To lease or not to lease: The Santa Barbara City Council entered the national debate on offshore oil drilling this week, voting, for what it's worth, to maintain the status quo: no new leases.
Paul Wellman

Looking to spitshine the South Coast’s recently tarnished environmental legacy, the Santa Barbara City Council took on the issue of offshore oil drilling this week, declaring unequivocally in an official resolution to all who might listen that they are against any new oil and gas leases in the waters off our shores. Spurred to action by a now infamous and symbolic 3-2 vote at the County Board of Supervisors late last month in favor of lifting the moratoria on oil drilling in both state and federal waters, the City Council, in an equally symbolic gesture, voted 5-1 on Tuesday evening to set the record straight with the national media which has spotlighted the supervisors’ decision. (Roger Horton was not in attendance. Dale Francesco opposed). “There is a misperception out there in the whole country, because of this weird vote by the Board of Supervisors, that Santa Barbara wants there to be more oil drilling,” explained Councilmember Das Williams. “This community has been burned by the oil industry so many times : Santa Barbarians do not want more oil drilling.”

In a three-hour hearing, which included many of the same players and all of the same arguments and emotional rhetoric as the aforementioned supervisors’ discussion, a pro-oil lobby led by Santa Barbara’s own Stop Oil Seeps-a group that believes oil harvesting would decrease destructive, naturally occurring oil seeps-and the Western States Petroleum Association argued that an end to the moratorium would create cheaper prices at the pumps, millions in potential royalty revenues, and a markedly cleaner South Coast environment thanks to the less than fully understood correlation between drilling and seepage. On the other side of the fence were public speakers from groups like Get Oil Out, the Community Environmental Council, and the Environmental Defense Center who countered that not only would new drilling have a debatable impact on local oil supply and expose Santa Barbara to an increased chance of an ecosystem-destroying disaster but it also prevents us from moving toward more renewable energy sources like solar, wind, and hydrogen.

For his part, there have no public indications that Schwarzenegger intends to waiver from his longstanding stance against new oil and gas leases in either state or federal waters.

The City Council’s proclamation this week joins a growing chorus of opposition to expanded oil hunting off the coast of California.
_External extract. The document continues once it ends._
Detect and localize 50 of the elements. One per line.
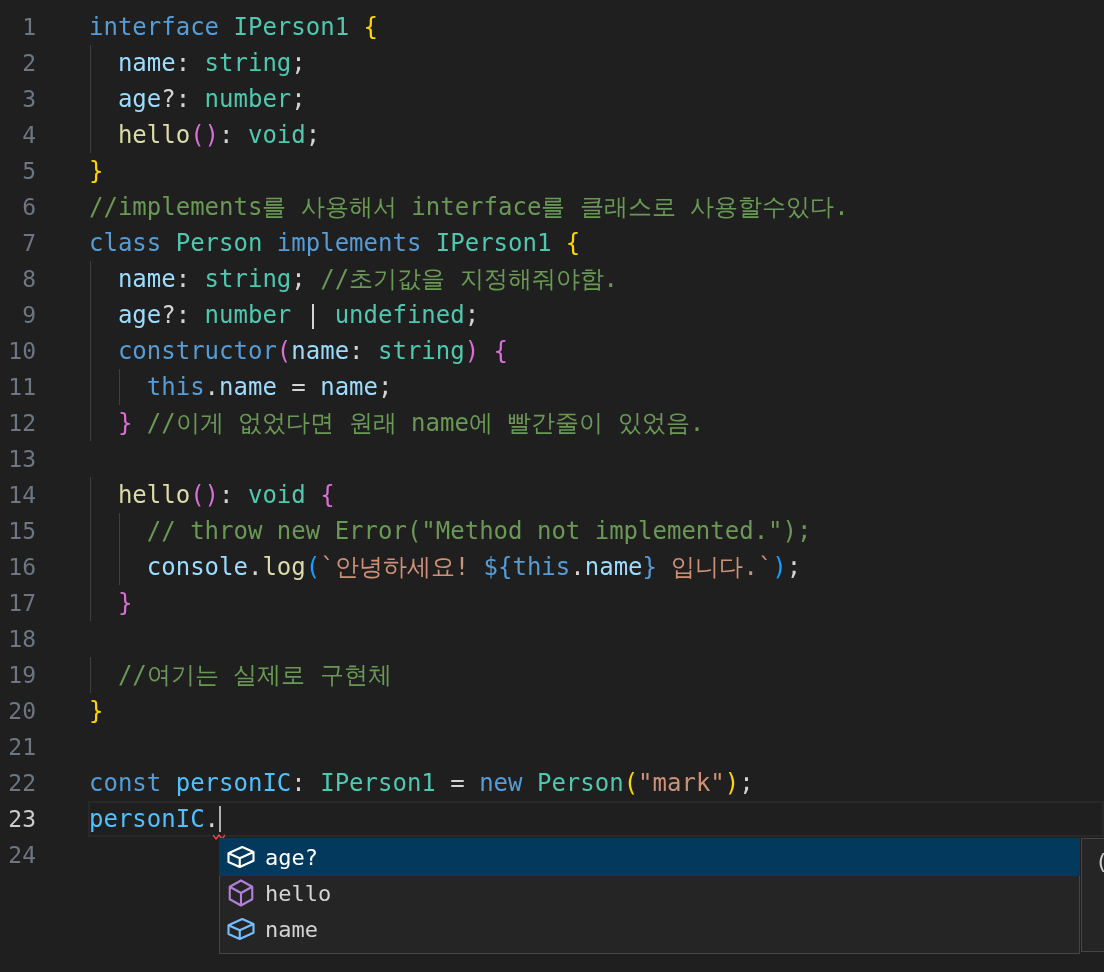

In the fallout from the county supervisors’ controversial letter to Governor Arnold Schwarzenegger, not only did the dissenting members of the board, supervisors Carbajal and Wolf, send their own missive to Schwarzenegger asking that he keep the longstanding bans, but three former Santa Barbara County supervisors-Susan Rose, Naomi Schwartz, and Gail Marshall-also penned a letter to Schwarzenegger dubbing the current supes’ vote a “misguided, ill-advised, and factually erroneous decision.” Additionally, according to the California Coastal Protection Network’s Susan Jordan, more than 50 environmental organizations from around the country were similarly spurred to action by the supervisors’ now infamous vote, sending likeminded letters of discontent to Schwarzenegger in the past two weeks. For his part, there have no public indications that Schwarzenegger intends to waiver from his longstanding stance against new oil and gas leases in either state or federal waters.
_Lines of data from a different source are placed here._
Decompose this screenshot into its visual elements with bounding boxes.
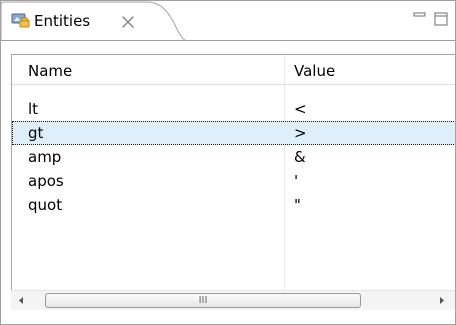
column-header-name[interactable]: Name bbox=[28, 62, 72, 80]
entities-view: Entities Name Value lt < gt > amp & apos… bbox=[0, 0, 456, 325]
table-row[interactable]: lt < bbox=[12, 97, 455, 121]
entity-name: lt bbox=[28, 100, 39, 118]
entity-value: & bbox=[294, 148, 306, 166]
column-header-value[interactable]: Value bbox=[294, 62, 335, 80]
tab-title: Entities bbox=[34, 12, 91, 30]
table-row-selected[interactable]: gt > bbox=[12, 121, 455, 145]
entities-table[interactable]: Name Value lt < gt > amp & apos ' quot " bbox=[11, 54, 455, 298]
table-row[interactable]: quot " bbox=[12, 193, 455, 217]
close-icon[interactable] bbox=[121, 14, 135, 29]
entity-name: quot bbox=[28, 196, 63, 214]
table-header: Name Value bbox=[12, 55, 455, 85]
entity-value: ' bbox=[294, 172, 299, 190]
entity-name: apos bbox=[28, 172, 64, 190]
table-row[interactable]: apos ' bbox=[12, 169, 455, 193]
entity-name: gt bbox=[28, 124, 44, 142]
entity-value: < bbox=[294, 100, 307, 118]
entity-name: amp bbox=[28, 148, 62, 166]
entity-value: > bbox=[294, 124, 307, 142]
scrollbar-thumb[interactable]: III bbox=[45, 293, 361, 308]
minimize-icon[interactable] bbox=[411, 9, 429, 27]
maximize-icon[interactable] bbox=[433, 9, 451, 27]
entities-icon bbox=[11, 11, 31, 29]
tab-entities[interactable]: Entities bbox=[1, 1, 185, 41]
scrollbar-grip: III bbox=[198, 295, 208, 306]
entity-value: " bbox=[294, 196, 301, 214]
table-row[interactable]: amp & bbox=[12, 145, 455, 169]
horizontal-scrollbar[interactable]: III bbox=[11, 290, 455, 310]
left-arrow-icon[interactable] bbox=[13, 291, 31, 310]
view-tab-bar: Entities bbox=[1, 1, 455, 41]
right-arrow-icon[interactable] bbox=[433, 291, 451, 310]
Looking to send the anti-oil exploration message all the way from Sacramento to Washington, D.C., the California State Legislature resoundingly passed a joint assembly resolution (AJR 51) last week, requesting that the United States Congress renew the now 27-year-old moratorium on offshore oil drilling despite President Bush’s urgings to the contrary. (In July, the President lifted the executive ban on offshore exploration in federal waters.) Introduced by Santa Barbara’s Assemblymember Pedro Nava, the resolution, which was passed along to Congress this week, cites the environmental risks associated with drilling, along with the importance of a healthy coastline to California’s economy, as reasons to maintain the ban. With the current federal moratorium set to expire on October 1, Congress is debate renewing the ban this week, on September 12 as the Senate begins a bipartisan energy summit.